C'est là que j'ai mesuré la valeur des principes hérités de nos ancêtres et inculqués par des familles aimantes et des Maîtres dévoués auxquels je ne manque aucune occasion de rendre hommage.
Pendant ce temps une multitude de mes compatriotes débarqués à Marseille dans le dénuement le plus total affrontaient l'indifférence pour les uns, les brimades pour d'autres, d'un accueil qui, pour le moins ne fut pas chaleureux.
Dans cette grande Ville "la putain de son Maire" comme disait un de mes amis, ce fut déplorable, les dockers plongeant volontairement les maigres affaires de ces malheureux dans les eaux du port, quand ils ne les pillèrent pas.

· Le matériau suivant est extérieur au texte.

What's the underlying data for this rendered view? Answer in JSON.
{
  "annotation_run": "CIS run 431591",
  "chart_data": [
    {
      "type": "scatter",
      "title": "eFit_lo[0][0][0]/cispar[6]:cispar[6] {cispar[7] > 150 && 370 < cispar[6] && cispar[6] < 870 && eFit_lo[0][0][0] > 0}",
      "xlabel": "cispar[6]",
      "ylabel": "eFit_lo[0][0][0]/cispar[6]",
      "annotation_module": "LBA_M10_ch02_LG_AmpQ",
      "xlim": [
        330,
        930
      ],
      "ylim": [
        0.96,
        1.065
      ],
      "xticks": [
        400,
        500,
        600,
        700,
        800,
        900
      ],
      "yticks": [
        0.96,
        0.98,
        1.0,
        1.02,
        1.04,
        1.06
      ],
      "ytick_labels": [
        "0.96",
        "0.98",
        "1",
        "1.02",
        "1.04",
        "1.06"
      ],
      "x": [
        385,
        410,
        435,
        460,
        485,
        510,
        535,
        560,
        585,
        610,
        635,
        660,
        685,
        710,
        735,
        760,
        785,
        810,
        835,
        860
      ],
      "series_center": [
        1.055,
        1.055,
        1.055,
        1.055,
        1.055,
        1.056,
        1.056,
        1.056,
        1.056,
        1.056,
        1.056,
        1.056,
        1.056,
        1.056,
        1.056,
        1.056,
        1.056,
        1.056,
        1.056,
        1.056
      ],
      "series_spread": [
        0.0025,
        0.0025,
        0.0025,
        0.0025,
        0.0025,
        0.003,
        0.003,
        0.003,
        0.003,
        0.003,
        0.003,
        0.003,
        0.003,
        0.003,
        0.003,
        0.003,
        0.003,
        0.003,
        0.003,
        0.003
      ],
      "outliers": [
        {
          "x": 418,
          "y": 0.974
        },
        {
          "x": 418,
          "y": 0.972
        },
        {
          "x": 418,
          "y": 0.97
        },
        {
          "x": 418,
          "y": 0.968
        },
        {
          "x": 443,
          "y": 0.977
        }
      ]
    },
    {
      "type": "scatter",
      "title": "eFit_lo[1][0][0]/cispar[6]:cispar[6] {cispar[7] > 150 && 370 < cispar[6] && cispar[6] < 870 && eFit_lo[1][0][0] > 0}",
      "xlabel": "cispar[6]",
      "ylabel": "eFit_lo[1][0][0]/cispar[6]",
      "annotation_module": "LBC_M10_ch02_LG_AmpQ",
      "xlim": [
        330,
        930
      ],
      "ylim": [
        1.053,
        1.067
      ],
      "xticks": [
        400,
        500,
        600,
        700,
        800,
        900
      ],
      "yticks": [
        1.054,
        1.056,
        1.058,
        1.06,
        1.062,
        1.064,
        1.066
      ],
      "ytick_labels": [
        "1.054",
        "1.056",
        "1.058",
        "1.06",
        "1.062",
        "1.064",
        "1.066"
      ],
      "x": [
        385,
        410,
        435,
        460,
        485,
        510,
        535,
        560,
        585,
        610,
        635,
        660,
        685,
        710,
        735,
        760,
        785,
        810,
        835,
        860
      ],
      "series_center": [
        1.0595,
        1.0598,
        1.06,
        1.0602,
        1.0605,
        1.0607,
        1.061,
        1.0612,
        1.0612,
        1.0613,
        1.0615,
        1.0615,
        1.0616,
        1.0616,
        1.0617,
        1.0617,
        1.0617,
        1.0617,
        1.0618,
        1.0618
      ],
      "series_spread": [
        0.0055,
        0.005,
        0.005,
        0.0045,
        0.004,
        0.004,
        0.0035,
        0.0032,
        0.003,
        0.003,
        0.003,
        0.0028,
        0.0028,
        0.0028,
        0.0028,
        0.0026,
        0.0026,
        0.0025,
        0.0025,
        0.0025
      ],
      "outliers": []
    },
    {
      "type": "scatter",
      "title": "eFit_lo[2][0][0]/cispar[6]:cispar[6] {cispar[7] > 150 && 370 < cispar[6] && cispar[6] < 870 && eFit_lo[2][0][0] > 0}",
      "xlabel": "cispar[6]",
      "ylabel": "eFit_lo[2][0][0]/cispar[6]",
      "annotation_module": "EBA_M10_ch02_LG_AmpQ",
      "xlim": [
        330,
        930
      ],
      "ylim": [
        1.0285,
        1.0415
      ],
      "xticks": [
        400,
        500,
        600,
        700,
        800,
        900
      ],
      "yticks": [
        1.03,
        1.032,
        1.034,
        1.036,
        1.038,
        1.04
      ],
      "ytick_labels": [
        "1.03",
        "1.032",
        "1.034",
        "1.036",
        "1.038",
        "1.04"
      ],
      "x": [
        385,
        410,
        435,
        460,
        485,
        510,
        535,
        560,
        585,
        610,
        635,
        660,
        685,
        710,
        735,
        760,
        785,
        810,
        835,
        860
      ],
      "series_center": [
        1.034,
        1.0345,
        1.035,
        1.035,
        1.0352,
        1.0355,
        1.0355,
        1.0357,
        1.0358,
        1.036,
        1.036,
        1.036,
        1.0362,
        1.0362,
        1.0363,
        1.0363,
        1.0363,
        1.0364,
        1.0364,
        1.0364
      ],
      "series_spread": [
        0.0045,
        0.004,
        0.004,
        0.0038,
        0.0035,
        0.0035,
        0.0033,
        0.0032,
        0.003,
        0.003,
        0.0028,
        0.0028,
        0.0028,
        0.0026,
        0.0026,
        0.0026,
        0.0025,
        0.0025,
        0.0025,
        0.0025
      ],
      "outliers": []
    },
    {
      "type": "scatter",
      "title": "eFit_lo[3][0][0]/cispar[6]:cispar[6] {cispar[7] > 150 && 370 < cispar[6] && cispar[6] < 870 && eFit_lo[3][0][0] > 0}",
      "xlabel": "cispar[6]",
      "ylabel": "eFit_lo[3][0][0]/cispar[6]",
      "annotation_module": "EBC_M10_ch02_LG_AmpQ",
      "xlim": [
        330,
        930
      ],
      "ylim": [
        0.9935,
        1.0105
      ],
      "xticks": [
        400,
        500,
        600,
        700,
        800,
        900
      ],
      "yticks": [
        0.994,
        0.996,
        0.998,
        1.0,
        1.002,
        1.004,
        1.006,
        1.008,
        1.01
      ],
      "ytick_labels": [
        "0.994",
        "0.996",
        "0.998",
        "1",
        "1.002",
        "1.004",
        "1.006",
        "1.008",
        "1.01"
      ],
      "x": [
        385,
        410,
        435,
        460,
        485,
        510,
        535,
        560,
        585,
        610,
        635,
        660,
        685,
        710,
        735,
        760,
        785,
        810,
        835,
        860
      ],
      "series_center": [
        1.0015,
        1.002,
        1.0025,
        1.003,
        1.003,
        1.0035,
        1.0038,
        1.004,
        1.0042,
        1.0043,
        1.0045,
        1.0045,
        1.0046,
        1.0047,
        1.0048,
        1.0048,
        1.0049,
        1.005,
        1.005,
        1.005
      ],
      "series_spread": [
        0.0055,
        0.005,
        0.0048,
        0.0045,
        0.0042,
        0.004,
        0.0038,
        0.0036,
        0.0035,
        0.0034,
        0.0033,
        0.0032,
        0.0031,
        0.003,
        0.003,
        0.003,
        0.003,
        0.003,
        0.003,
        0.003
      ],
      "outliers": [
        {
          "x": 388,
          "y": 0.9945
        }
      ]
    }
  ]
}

Le "Gastounet" en question clamait jusque dans les travées de l'Assemblée Nationale où ce mafiosi siégeait, qu'il eût mieux valu que nos bateaux coulassent au beau milieu de la méditerranée, que nous n'étions pas les bienvenus dans sa bonne ville, que nous n'avions qu'à nous recycler vite vite ailleurs, alors qu'il y accueillait les maghrébins à bras ouvert.

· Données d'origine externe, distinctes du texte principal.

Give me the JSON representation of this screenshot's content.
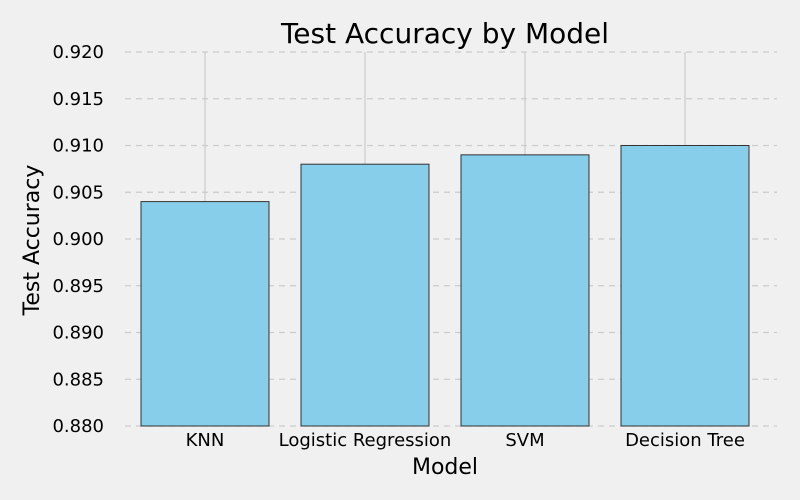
{
  "chart_data": {
    "type": "bar",
    "title": "Test Accuracy by Model",
    "xlabel": "Model",
    "ylabel": "Test Accuracy",
    "categories": [
      "KNN",
      "Logistic Regression",
      "SVM",
      "Decision Tree"
    ],
    "values": [
      0.904,
      0.908,
      0.909,
      0.91
    ],
    "ylim": [
      0.88,
      0.92
    ],
    "yticks": [
      "0.880",
      "0.885",
      "0.890",
      "0.895",
      "0.900",
      "0.905",
      "0.910",
      "0.915",
      "0.920"
    ],
    "grid": true,
    "grid_axis": "y",
    "legend": "none",
    "colors": {
      "background": "#f0f0f0",
      "bar_fill": "#87ceeb",
      "bar_edge": "#333333",
      "grid": "#cbcbcb"
    }
  }
}
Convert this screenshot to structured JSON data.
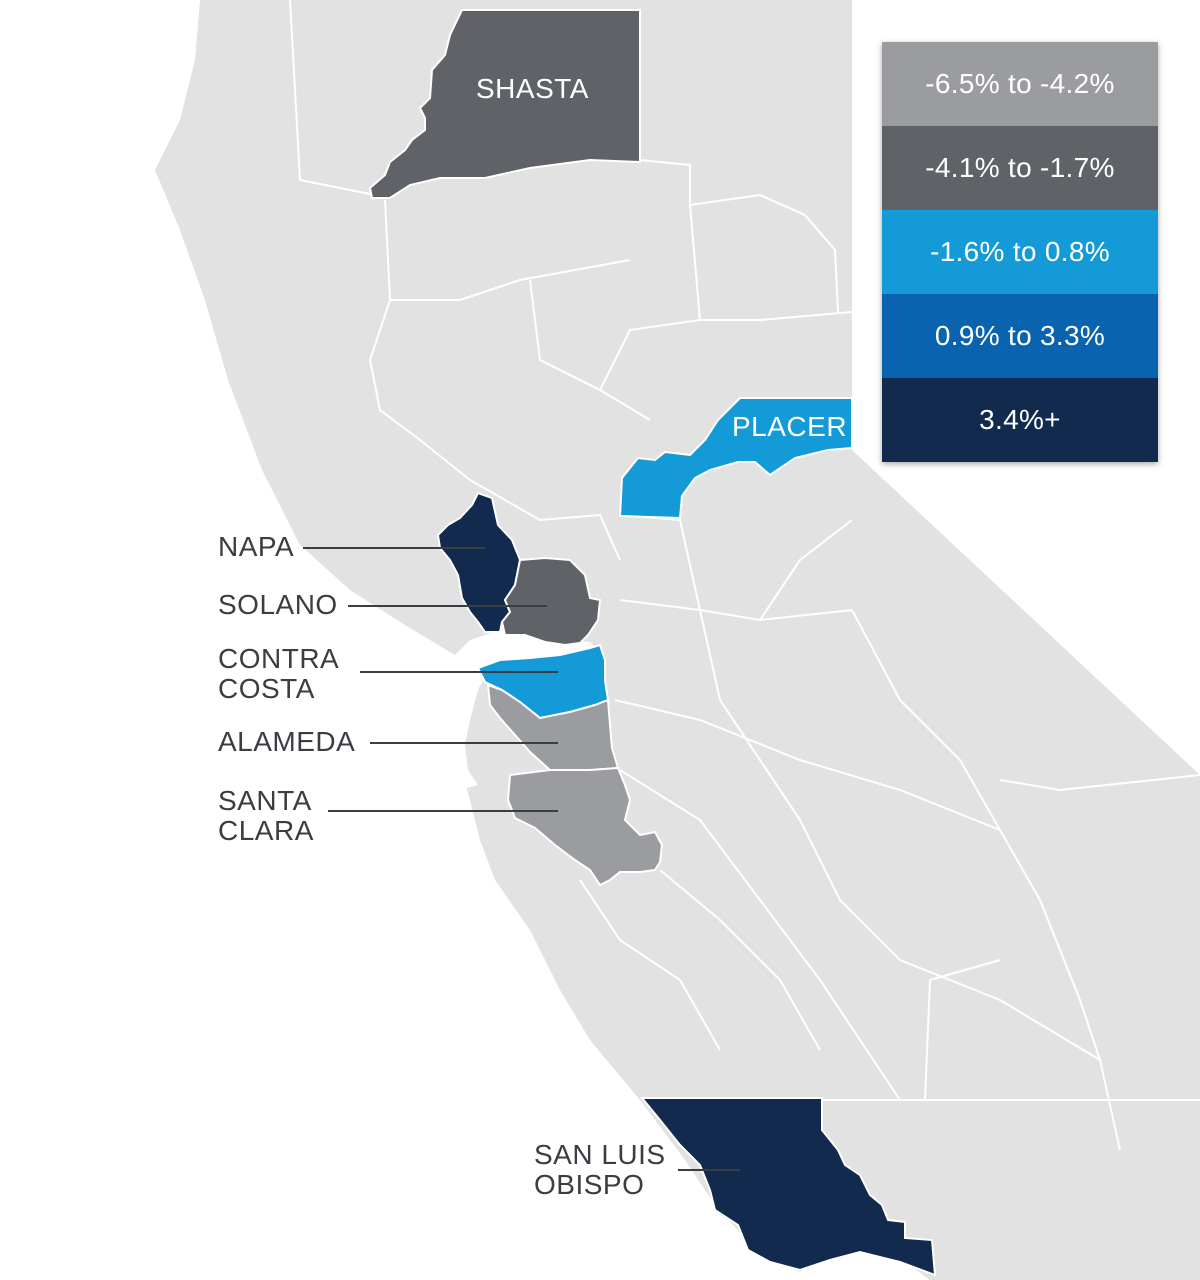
{
  "colors": {
    "background_land": "#e2e2e3",
    "border": "#ffffff",
    "ocean": "#ffffff",
    "bin_1": "#9a9c9f",
    "bin_2": "#5f6368",
    "bin_3": "#149bd7",
    "bin_4": "#0a63ae",
    "bin_5": "#122a4d"
  },
  "legend": [
    {
      "label": "-6.5% to -4.2%",
      "color": "#9a9c9f"
    },
    {
      "label": "-4.1% to -1.7%",
      "color": "#5f6368"
    },
    {
      "label": "-1.6% to 0.8%",
      "color": "#149bd7"
    },
    {
      "label": "0.9% to 3.3%",
      "color": "#0a63ae"
    },
    {
      "label": "3.4%+",
      "color": "#122a4d"
    }
  ],
  "counties": {
    "shasta": {
      "name": "SHASTA",
      "bin": "-4.1% to -1.7%"
    },
    "placer": {
      "name": "PLACER",
      "bin": "-1.6% to 0.8%"
    },
    "napa": {
      "name": "NAPA",
      "bin": "3.4%+"
    },
    "solano": {
      "name": "SOLANO",
      "bin": "-4.1% to -1.7%"
    },
    "contra_costa": {
      "name_line1": "CONTRA",
      "name_line2": "COSTA",
      "bin": "-1.6% to 0.8%"
    },
    "alameda": {
      "name": "ALAMEDA",
      "bin": "-6.5% to -4.2%"
    },
    "santa_clara": {
      "name_line1": "SANTA",
      "name_line2": "CLARA",
      "bin": "-6.5% to -4.2%"
    },
    "san_luis_obispo": {
      "name_line1": "SAN LUIS",
      "name_line2": "OBISPO",
      "bin": "3.4%+"
    }
  }
}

Comme tant de français métropolitains il oubliait simplement que sa bonne ville sous la garde de "sa bonne mère" doit sa liberté à nos parents et aux goumiers venus d'Afrique lorsqu'elle vivait sous le joug nazi, sous le commandement des généraux De Lattre de Tassigny et de Montsabert dont le fanion trône dans la basilique précitée.
La France, grande et généreuse rejetait ses enfants après les avoir trahis, abandonnés, salis, persécutés, empêchant les harkis fidèles parmi les fidèles de sauver leur vie en regagnant ce pays ingrat pour lequel ils s'étaient battus jusqu'au sacrifice suprême, mettant eux aussi leur peau au bout de leurs idées. Quelques uns purent être sauvés à l'initiative d'officiers courageux bravant les consignes félonnes de leur hiérarchie, ne pouvant se résoudre à condamner à mort de si vaillants combattants ayant servi, avec gloire, sous leurs ordres.

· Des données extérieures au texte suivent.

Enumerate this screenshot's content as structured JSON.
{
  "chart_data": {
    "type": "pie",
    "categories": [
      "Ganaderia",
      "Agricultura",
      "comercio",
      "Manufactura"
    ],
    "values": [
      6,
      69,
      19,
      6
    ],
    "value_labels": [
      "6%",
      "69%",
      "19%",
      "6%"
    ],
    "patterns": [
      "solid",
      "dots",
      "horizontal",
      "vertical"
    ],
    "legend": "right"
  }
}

Des centaines de milliers d'autres furent, hélas, tout simplement aux couteaux des égorgeurs. Ceux qui échappèrent au massacre furent regroupés dans des camps de fortune ou plutôt d'infortune, véritables ghettos concentrationnaires, afin qu'ils ne puissent contaminer la jeunesse locale.
Avec maman, nous étions rendus à accepter tous les petits boulots qui se présentaient, toutes les tâches saisonnières comme les vendanges afin non pas de vivre, mais de survivre. Nous avions trouvé une famille compatissante, à Roquefort la Bédoule, qui accepta de nous louer à un prix raisonnable un petit logement de leur propriété.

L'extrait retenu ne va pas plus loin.